Description of the attraction
The Van fortress was built at the behest of the ruler of Urartu, King Sardur the First, on the shores of Lake Van in the ninth century BC. A long time ago, at the foot of the fortress, there was a flourishing ancient city of Van (Tushpa), which was flooded due to the rising water level in the lake. Also, the Armenians, Seljuks and Ottomans who ruled here at different times helped the city to fall into decay, so not very many ancient monuments have come down to contemporaries.
The most preserved among the ruins that have survived to this day are the 13th century Kyzyl Jami, or Red Mosque, and Ulu Jami, or the Great Mosque. Five kilometers from here is Toprakkale, which was the capital of Urartu at the time of King Rasutin.
Antiquities discovered by archaeologists as a result of excavations indicate a high level of civilization in the city of Van. The most valuable works are in the Ankara Archaeological Museum, the rest are in the local archaeological museum.
On the western side of the entrance to the fortress, there is the Sarduri tower. It contains cuneiform epitaphs written by Sarduri in the Assyrian language. Climbing the north-western corner of the fortress, you can see the tombstone of King Urartu Argishti I and wall cuneiforms. In the southern part of the fortress there are tombs of the kings of Urartu.
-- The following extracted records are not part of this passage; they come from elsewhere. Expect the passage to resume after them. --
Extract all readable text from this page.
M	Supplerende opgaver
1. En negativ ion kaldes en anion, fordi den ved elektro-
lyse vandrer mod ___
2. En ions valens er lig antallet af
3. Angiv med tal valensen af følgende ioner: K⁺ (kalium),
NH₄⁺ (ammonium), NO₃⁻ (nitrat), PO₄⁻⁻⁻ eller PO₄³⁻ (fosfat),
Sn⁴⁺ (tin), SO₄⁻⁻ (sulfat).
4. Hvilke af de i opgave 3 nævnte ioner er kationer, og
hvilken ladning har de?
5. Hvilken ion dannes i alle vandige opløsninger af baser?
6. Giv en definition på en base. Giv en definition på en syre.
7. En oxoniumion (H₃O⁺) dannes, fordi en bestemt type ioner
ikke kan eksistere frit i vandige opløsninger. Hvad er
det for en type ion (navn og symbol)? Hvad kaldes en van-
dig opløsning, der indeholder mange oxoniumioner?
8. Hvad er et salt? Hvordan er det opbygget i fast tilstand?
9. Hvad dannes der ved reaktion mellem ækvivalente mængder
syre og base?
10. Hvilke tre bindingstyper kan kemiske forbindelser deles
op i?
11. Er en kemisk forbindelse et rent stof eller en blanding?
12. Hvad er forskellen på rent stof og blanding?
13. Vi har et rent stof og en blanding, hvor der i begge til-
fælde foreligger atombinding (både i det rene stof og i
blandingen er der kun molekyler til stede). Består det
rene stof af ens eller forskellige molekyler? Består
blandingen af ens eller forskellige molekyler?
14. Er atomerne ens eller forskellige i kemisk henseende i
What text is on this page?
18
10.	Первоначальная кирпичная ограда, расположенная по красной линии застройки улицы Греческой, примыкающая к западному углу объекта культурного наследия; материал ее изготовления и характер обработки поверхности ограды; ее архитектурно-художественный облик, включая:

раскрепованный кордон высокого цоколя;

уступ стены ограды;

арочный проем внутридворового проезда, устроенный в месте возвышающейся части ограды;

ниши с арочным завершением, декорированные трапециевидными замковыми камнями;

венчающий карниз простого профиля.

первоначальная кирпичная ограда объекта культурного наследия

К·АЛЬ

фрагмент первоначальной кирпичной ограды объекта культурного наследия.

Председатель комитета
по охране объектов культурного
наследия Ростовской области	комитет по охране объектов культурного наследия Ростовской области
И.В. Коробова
From above, the fortress is a surface of a rock, a wasteland with rare fragments of crumbling fortress walls and towers. Also visible from above is the tomb of Abdurahman Gazi - a saint, to worship whose ashes pilgrims specially come to Van. There is a small mosque to the right of the fortress.
On the southern wall of the cliff, there are a large number of stairs that break off halfway. Such stairs can be seen on the images of the Van rock from the early nineteenth century. Most likely, they connected the fortress with the city directly, because otherwise, in order to get to the rock from the city, you had to go around and use a more gentle slope.
In the lower part of the fortress, a magnificent panorama of the dead city opens up. The king of Urartu and his entourage lived in the fortress, and the city itself was below. But what has survived to this day is no longer Tushpa, but the remains of the destroyed Armenian city, located in the same place as Tushpa. The large dead wasteland, where time has stood still, makes a strong impression on tourists.
At the bottom right of the fortress, the newly rebuilt fortress wall winds like a dazzling white ribbon. The road to the city center goes straight ahead.